You may have seen the article, ‘The myth of the painful birth – and why it’s not nearly so bad as women believe,’ doing the rounds on social media recently.
As someone who has given birth – drug-free, because I’m an idiot – I can report that this article is total bollocks for a number of reasons. Let’s start with the obvious.
Birth is VERY f-ing painful.
I hate to say this, because I have a few friends who are expecting their first babies this year and I don’t want to completely freak them out, but giving birth is the absolute worst. Sorry, guys. Giving birth probably isn’t going to be the empowering feminist experience that this article suggests it should be, but more the experience of trying to take a really giant poo for around 12 hours. If you’re lucky.
I didn’t expect labour to be that painful. Despite what I’d seen in movies – labouring women screaming at the top of their lungs and swearing at their husbands – I genuinely thought labour pain was going to be like slightly more intense menstrual cramps. I’m not sure where I got this idea, but I believed it enough that I’d planned to walk to the hospital once the baby was coming, about 15 minutes away from my flat.
Needless to say, that whole ‘walking down the motorway while in labour thing’ didn’t happen.
I genuinely thought I might die in labour. I wasn’t being dramatic – it simply seemed like the logical outcome to the sheer amount of pain I was experiencing. I was laying there on my hospital bed, drenched in sweat, too exhausted to even open my eyes, thinking, “Yeah, I totally get how women used to die in childbirth all the time.”
The breaks between contractions don’t make up for the horribleness of the contractions themselves.
“I wondered why people don’t tell you more about the time in between contractions, when (in a straightforward labour with a well positioned baby), you don’t feel in pain at all,” the article’s author says.
“Quite the opposite. In fact, in my own experience – and that of the many mums I’ve spoken to – in the time between contractions you often feel incredibly strong, excited, or even euphoric.”
She goes on. “In an average eight hour labour, a woman can expect to be ‘in pain’ for only around 23 per cent of the time. The other 77 per cent is ‘pain free’.”
Euphoria? Excitement? At best, I felt a sort of anxious relief in between contractions, because I wasn’t in pain, but I knew that I soon would be, and that it was going to be pretty horrible. It’s kind of like when my husband snores at night. There’s a few seconds of silence in between each snore, but I can’t enjoy that silence because I know the next snore is on its way.
So yeah, that. Only with LOTS OF PAIN.
Words are powerful, but they’re not THAT powerful.

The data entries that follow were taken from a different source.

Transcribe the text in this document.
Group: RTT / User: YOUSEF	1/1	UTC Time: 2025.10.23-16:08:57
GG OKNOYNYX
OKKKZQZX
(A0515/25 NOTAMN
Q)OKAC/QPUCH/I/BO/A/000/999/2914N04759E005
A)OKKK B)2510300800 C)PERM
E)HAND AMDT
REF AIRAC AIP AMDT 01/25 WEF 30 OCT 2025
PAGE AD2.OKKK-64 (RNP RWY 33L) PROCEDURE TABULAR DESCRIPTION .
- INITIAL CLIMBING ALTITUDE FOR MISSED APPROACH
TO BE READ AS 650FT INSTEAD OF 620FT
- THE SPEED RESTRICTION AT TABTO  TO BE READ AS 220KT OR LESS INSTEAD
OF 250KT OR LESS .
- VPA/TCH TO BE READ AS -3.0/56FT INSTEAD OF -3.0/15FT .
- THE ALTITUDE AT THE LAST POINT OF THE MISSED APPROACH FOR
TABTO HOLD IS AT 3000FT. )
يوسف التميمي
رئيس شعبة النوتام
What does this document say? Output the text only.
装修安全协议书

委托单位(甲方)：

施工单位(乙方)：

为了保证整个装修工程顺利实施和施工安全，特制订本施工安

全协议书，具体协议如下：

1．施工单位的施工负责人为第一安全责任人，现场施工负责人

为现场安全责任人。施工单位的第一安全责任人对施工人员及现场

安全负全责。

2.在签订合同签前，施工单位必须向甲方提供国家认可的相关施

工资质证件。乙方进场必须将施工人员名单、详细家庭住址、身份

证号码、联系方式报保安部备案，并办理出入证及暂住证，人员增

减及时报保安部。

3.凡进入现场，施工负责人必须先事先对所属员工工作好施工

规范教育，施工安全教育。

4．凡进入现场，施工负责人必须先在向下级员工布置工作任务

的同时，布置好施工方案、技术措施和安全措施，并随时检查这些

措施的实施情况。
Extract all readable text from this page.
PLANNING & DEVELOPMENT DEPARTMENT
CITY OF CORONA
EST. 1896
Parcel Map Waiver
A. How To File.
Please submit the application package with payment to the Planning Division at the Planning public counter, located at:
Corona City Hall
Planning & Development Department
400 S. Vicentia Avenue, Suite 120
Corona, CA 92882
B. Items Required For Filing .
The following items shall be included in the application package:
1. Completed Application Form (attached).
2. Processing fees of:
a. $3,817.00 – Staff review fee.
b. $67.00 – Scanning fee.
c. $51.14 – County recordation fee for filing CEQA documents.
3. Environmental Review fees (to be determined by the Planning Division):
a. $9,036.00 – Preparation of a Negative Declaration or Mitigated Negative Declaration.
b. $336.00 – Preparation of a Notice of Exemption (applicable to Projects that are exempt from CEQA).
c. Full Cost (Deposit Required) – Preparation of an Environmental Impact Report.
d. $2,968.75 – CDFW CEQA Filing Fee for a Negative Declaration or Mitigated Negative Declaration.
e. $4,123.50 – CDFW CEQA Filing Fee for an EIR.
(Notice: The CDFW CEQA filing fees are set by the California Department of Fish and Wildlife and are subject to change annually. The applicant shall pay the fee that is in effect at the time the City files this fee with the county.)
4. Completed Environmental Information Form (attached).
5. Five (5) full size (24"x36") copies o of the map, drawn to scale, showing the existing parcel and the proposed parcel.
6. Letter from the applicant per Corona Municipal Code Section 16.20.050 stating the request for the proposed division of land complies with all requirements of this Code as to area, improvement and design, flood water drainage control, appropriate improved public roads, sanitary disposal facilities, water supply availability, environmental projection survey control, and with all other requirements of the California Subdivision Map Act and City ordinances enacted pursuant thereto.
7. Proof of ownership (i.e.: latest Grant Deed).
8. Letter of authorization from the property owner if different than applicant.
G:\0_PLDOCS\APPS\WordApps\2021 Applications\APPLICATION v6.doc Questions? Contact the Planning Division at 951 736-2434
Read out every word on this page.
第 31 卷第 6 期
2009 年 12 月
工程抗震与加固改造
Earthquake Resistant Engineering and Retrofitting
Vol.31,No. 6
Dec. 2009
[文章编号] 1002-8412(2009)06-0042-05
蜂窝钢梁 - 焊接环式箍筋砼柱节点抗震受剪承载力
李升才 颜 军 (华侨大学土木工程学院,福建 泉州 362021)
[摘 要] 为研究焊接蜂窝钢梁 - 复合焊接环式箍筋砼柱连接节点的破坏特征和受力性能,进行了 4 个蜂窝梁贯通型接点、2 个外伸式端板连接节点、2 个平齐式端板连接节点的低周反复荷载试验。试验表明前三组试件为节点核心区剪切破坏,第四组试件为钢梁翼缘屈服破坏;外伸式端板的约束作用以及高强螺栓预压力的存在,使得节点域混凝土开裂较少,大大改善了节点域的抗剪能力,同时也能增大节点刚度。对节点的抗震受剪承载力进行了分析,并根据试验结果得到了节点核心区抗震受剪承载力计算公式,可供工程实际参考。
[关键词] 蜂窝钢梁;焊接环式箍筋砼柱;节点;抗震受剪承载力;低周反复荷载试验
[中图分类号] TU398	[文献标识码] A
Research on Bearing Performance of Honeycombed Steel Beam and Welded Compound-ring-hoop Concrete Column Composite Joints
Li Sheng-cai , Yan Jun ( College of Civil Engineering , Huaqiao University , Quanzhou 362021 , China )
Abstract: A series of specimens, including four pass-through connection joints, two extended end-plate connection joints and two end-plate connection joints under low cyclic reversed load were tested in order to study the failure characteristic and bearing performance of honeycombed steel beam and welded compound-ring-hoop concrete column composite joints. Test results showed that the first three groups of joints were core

“When you talk to women who are prepared to break with convention and say their labour was not painful, words like ‘intense’ and ‘powerful’ come up again and again. It suggests that it’s the way that these women talk and think about these sensations that’s different, rather than the sensations themselves,” the author says.
I could have been all cute and called my contractions ‘tickles’, but it still would have felt like I was shitting a watermelon.
No one looks like a goddess during labour.
“If a woman doesn’t look like a goddess in labour, someone isn’t treating her right,” said famous midwife Ina May Gaskin, who is quoted in the article. The implication is that the only reason some women feel less than glamorous during labour is because they don’t have proper support from their partner or caregivers.
My mother and husband supported me throughout my entire labour, and I still looked like a sweaty, flushed, exhausted mess when it was over. My mother very rightly made my first post-birth photos black and white so you couldn’t clearly see how gross I was.
Not that I cared what I looked like. I was, as I mentioned before, pretty focused on just trying not to die, so my letting my inner goddess shine through was the least of my worries. She didn’t attempt to make an appearance during the 14 hours I spent in labour, which is just as well. If she’d had, I probably would have told her to bugger off, because I was kind of in the middle of something.
Look, if you’re like Melissa Carver from London, who was quoted in the article saying that she had a “pleasurable birth,” then good for you. But I’m willing to bet that you’re in the minority. For most of us, giving birth one of the most unpleasant physical experiences that we’ll ever have. It’s a good thing the result of all that unpleasantness is so damn cute.